The London Text Analytics Meetup never fails to provide stimulating talks. Even if you disagree with some of the ideas, or even most of the ideas, you engage with the talk and with the speaker. Tonight’s talk (March 6, 2018) was no exception, Michael Barclay provided an overview of his rule-based system (something he rather provocatively emphasised in his presentation, since rule-based systems are considered old-fashioned today).
What he has built is impressive indeed. It is nothing less than a rule-based system for analysing natural language and extracting relationships from it. As a final flourish, when he completed his talk and took questions, he left his system running to parse the first twelve chapters of Jane Austen’s Emma. After the questions, he showed all the things his system had discovered about Emma, displayed as a graph.
The body of his talk comprised taking English sentences and seeing just how complicated it is for a machine to correctly parse it to discover the subject. Of all the components of a sentence, you would think the subject is the most obviously identifiable, yet he cleverly used increasingly complex examples – and in the spirit of the group, even showed us sentences where his parser failed.
From memory, the sentences reached levels of complexity such as: “David’s uncle’s fish and chips were greasy”, and pointed out that we expect a machine to identify that both the fish and the chips were greasy.
He contrasted his rule-based system with neural networks, but since he did not give any examples of a neural network, it was something of a one-sided presentation. He stated that rules can be taught, but also pointed out that many of the rules of mathematics are also taught in school, while not assuming any understanding of the underlying thinking.

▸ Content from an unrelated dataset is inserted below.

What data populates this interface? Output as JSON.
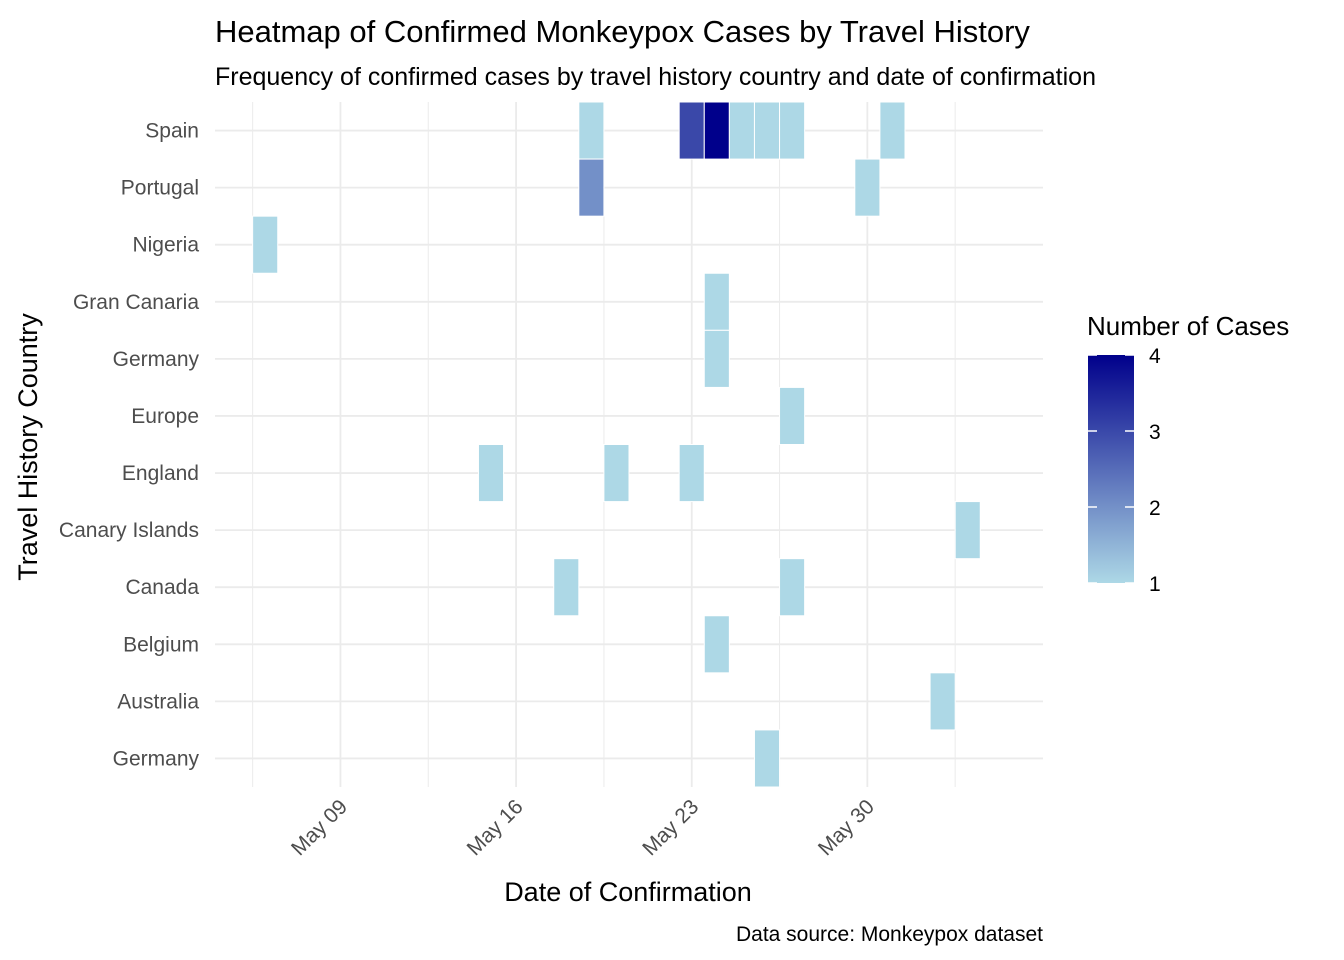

After the presentation I expected many people would question using a rule-based approach. Instead, there were some equally fundamental questions. Why build a complete parser like this when Stanford has already built one? Why have a system that requires such detailed technical understanding to build and maintain the rules? Why try to capture all the syntactic rules of English when for practical purposes a much smaller subset might be sufficient? He showed, for example, a dictionary definition of the term “eye”. It included over 20 different senses. Of course for most practical purposes there is no question of all 20 meanings being possible; the goal might be simply to distinguish two or three meanings.
A few seconds’ browsing the Internet reveals the fundamental distinction:
Rule-based systems are examples of “old style” AI, which uses rules prepared by humans. Neural networks are examples of “new style” AI, whose mechanism is “learned” by the computer using sophisticated algorithms … While in some cases rule-based systems could be effective, the general trend in AI has been to switch to machine-learning algorithms such as neural networks, due to their much better performance. [Yuval Filmus, comment on Stack Exchange]
It wasn’t possible from this talk to assess whether a rule-based system runs faster or not. In my view, the sheer number of rules – and their sometimes unpredictable results – makes a rule-based system very dependent on expert input. But what both systems have in common is some kind of inference. The results we saw were undeniably impressive, although when asked for a business case, Michael Barclay mentioned analysing the discourse of care home staff for signs of problems that needed to be investigated further. Such a small-scale application could be run quite effectively just by searching for a few keywords in the text, e.g. “crash”, “cry”, “unhappy”, for starters. Nonetheless, what Michael Barclay demonstrated was hugely impressive; it just needs, I feel, a suitable use case to draw on what he has built.